Dan Schwartz, a Silver Lake resident, questioned what was going on when he received a citation for a failed meter, even though he put a note on his dashboard addressing the failed meter. "I would like to feel that this city is not trying to marginalize me into being a petty criminal in order to make money from me," Schwartz told the Times. He thinks a lot of people in the city believe this is what is occurring.
Even Santa Monica has felt the burden of expensive parking tickets. According to the Santa Monica Daily Press, Carolyn Oldham sent a letter to the editor about a $61 parking ticket she received.
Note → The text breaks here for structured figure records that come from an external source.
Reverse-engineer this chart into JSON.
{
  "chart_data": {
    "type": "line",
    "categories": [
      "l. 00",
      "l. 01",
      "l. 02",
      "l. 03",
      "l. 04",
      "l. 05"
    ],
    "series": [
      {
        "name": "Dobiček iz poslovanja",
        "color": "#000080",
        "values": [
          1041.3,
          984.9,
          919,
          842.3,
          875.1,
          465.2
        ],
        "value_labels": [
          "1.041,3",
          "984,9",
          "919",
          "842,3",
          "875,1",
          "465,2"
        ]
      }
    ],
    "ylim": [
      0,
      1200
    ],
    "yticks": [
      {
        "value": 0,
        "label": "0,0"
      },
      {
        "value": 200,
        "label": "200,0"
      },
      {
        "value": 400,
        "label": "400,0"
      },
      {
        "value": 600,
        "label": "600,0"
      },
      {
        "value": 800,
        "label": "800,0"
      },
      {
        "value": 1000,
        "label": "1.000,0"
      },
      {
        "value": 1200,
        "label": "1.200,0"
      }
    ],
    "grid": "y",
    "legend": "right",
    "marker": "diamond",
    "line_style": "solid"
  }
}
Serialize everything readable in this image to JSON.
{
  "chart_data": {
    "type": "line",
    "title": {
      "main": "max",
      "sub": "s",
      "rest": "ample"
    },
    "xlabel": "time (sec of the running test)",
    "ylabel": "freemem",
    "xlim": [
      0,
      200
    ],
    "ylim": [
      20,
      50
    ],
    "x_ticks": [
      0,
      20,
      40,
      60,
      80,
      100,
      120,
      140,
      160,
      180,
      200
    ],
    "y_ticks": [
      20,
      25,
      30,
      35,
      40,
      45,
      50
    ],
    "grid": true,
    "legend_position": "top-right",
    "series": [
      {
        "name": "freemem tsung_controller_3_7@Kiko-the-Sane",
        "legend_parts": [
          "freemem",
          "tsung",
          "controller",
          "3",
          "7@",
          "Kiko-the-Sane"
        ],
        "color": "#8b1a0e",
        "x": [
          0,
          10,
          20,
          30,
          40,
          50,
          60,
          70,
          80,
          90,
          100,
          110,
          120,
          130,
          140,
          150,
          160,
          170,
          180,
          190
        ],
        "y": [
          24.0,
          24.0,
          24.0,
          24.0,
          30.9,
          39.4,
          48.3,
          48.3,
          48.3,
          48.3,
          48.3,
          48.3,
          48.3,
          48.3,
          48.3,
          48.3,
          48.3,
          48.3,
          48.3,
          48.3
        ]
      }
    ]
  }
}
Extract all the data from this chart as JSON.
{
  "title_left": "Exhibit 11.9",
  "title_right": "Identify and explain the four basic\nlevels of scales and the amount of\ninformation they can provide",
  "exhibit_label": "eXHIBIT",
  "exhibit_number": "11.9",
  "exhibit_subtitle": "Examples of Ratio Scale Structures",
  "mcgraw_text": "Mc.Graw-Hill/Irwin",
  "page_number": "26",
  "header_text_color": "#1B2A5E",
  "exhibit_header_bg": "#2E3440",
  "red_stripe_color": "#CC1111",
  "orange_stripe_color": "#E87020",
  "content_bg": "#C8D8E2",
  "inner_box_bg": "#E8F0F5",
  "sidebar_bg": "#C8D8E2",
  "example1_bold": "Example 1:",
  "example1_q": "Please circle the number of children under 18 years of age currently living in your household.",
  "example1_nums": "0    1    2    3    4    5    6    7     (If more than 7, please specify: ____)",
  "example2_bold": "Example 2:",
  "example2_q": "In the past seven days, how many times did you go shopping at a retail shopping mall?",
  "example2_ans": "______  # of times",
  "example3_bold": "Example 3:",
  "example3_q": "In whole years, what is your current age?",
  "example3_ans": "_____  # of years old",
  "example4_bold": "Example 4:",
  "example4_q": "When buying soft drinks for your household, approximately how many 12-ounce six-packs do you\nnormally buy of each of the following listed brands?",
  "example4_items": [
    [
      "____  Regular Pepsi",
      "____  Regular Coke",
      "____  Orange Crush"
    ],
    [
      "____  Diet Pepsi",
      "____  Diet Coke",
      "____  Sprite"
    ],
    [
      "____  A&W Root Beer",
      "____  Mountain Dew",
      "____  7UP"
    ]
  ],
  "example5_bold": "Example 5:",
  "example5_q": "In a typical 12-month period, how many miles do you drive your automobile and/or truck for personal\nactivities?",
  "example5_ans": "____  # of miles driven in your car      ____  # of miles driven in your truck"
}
Feeling the fine was rather steep for only three hours of parking, Oldham was incredibly upset about the incident.
"I could not help but notice that there were several parking spots available to others...so I was not depriving anyone of a potential spot," she wrote.
Parking is continuing to become a hassle and although the government is behind raising ticket costs, parking enforcers should also have some common sense when handing out tickets.
According to Los Angeles Department of Transportation spokesman Bruce Gillman, parking enforcers do not operate on a quota system.
"We typically write three million citations a year," said Gillman in a telephone interview. "That figure has held steady for three years regardless of the number of officers deployed on the streets and alleys of Los Angeles."
If a quota does not bind parking enforcers, then they could use fair judgment and, dare we say, compassion, when issuing tickets. The power is in their hands and it is a power they have misused for a long time. It seems that they believe they can get away with it and many people are not confident enough to contest this injustice.
There has to be more restraint on the matter of parking violations. The recession isn't doing us any favors when it comes to our wallets. The government should give us a break and quit cashing in on decent taxpayers.